In the focused subtype, patients may have specific rituals regarding hair-pulling activity. They may search out specific hairs to pull (white, kinky, odd texture), they may pluck "until the hair feels just right" or pull in response to a sensation in that area. Still others may use tools such as tweezers or shavers to remove their hair, and some may pick at their skin causing excoriations and secondary infections.
Doctors don't know for certain what causes trichotillomania. Some think it could be related to obsessive-compulsive disorder since OCD and trichotillomania both involve repetitive behaviors.
A variety of treatment approaches have been attempted with this unusual disorder, including psychoanalysis, traditional psychotherapies, hypnotherapy, and a variety of operant and other behavior modification techniques. Generally, the earlier the age of onset, the greater the likelihood of successful treatment (Sorosky & Sticker, 1980). Behavioral techniques appear to be the most successful methods of treating Trichotillomania and trichophagia, particularly when competing responses can be developed, although success has been reported with a variety of techniques and the role of spontaneous remission is not known
Although medications clearly help some people temporarily, symptoms are likely to return when the medication is stopped unless behavioral therapy is incorporated into treatment. Medications may help to reduce the depression and any obsessive-compulsive symptoms the person may be experiencing.Commonly used medications are: fluoxetine (Prozac), fluvoxamine (Luvox), sertraline (Zoloft), paroxetine (Paxil), clomipramine (Anafranil), and valproate (Depakote).
Although trichotillomania may be multidetermined, its onset has been linked to stressful situations in more than 25% of all cases. Disturbances in mother–child relationships, fear of being left alone, and recent object loss are often cited as important contributing factors. Neurobiological investigations show evidence of abnormal patterns of brain neurotransmitters (serotonin) and involvement of the parts of the brain called the basal ganglia and frontal lobes, similar to that seen in people with OCD and Tourette's syndrome.

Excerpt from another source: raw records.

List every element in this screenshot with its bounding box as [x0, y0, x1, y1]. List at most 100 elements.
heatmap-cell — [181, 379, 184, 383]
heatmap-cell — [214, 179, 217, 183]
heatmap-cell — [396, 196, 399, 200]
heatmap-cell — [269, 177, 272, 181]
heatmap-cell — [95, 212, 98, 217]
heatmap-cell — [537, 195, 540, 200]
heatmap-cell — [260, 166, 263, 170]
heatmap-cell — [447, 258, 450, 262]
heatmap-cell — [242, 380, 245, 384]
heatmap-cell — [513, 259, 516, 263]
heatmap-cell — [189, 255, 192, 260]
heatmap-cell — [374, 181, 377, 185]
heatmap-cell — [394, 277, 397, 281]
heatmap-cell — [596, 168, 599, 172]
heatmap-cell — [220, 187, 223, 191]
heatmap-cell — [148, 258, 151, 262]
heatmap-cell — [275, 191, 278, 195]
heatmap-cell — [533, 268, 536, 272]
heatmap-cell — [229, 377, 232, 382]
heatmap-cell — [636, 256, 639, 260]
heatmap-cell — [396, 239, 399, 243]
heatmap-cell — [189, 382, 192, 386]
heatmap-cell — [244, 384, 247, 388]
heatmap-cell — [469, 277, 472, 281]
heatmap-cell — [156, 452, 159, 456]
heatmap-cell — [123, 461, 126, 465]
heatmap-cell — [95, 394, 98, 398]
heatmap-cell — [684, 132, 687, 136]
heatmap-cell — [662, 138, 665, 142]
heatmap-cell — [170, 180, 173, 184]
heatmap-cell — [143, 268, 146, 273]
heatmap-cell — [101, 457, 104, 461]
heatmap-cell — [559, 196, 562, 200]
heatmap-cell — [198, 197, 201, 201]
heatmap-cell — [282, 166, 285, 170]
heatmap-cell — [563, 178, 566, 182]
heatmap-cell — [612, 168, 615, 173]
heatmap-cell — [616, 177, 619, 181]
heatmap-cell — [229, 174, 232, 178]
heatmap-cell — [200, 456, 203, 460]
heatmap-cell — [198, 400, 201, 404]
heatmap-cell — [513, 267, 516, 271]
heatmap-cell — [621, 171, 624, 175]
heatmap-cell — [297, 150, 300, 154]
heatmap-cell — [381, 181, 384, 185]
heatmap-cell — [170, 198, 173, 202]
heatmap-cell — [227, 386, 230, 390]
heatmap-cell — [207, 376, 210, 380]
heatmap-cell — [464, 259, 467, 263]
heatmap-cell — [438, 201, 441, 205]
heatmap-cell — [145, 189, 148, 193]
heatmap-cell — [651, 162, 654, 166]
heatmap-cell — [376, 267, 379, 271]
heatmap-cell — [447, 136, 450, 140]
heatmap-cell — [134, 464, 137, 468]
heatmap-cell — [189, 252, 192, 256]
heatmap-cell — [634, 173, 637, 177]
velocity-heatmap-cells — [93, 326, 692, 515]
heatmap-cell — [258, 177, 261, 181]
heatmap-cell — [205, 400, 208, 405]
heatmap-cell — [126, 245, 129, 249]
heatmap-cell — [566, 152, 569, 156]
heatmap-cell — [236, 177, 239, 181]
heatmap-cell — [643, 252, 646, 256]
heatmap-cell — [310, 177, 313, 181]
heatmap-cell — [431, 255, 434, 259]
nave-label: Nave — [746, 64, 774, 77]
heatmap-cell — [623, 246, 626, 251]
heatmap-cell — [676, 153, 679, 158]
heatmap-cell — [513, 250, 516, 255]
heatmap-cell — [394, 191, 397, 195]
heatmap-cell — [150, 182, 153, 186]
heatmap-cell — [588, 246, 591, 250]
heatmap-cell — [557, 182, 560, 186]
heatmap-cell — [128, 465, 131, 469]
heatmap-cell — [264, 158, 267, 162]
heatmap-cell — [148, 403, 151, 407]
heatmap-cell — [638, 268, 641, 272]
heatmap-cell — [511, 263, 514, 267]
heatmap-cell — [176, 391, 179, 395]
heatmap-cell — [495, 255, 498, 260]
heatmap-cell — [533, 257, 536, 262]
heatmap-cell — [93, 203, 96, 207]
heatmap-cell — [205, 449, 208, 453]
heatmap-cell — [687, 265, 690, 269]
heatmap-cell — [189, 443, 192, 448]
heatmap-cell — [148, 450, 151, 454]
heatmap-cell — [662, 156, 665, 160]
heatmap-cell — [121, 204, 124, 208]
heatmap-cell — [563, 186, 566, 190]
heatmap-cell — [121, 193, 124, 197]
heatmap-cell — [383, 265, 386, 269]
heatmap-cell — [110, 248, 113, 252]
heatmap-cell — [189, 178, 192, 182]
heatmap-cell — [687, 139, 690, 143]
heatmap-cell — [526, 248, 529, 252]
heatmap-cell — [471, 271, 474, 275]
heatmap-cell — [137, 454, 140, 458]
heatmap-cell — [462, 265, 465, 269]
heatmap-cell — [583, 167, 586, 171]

Baseline levels of amino acids in spinal fluid (cerebrol spinal fluid 5-hydroxyindoleacetic acid levels) in individuals with trichotillomania seem to correlate with response to serotonin reuptake inhibitors.
Incidences of Trichotillomania have also been reported in conjunction with episodes of child abuse. Incidence is generally greater in females than males.
Medical complications of trichotillomania can include infection and scarring at the site, change in color or texture of the hair, slowed or stopped hair growth, and indirect complications leading to fear of embarrassment such as avoiding physical examinations, and the like. Repetitive arm and hand movements involved in hair pulling can cause carpal tunnel syndrome and other neuromuscular disorders. Psychiatric comorbidities (conditions occurring at the same time) include major depression, generalized anxiety disorder, eating disorder, Tourette's syndrome, body dysmorphic disorder, alcohol or other substance dependence and abuse, simple or social phobia.
Trichotillomania is a type of compulsive behavior, meaning that people with the condition feel an overwhelming urge to pull their hair. They also may have other compulsive habits, such as nail biting or skin picking. Some also have problems like depression, anxiety, or obsessive-compulsive disorder (OCD). Compulsive behaviors like trichotillomania involve brain chemistry and may be genetic.
Up to 98% of patients with trichotillomania try to resist urges to pull, and may use barriers, such as hats, wigs, mittens, or tape, or alternative activities (knitting, sitting on hands) to decrease pulling. These attempts are generally unsuccessful.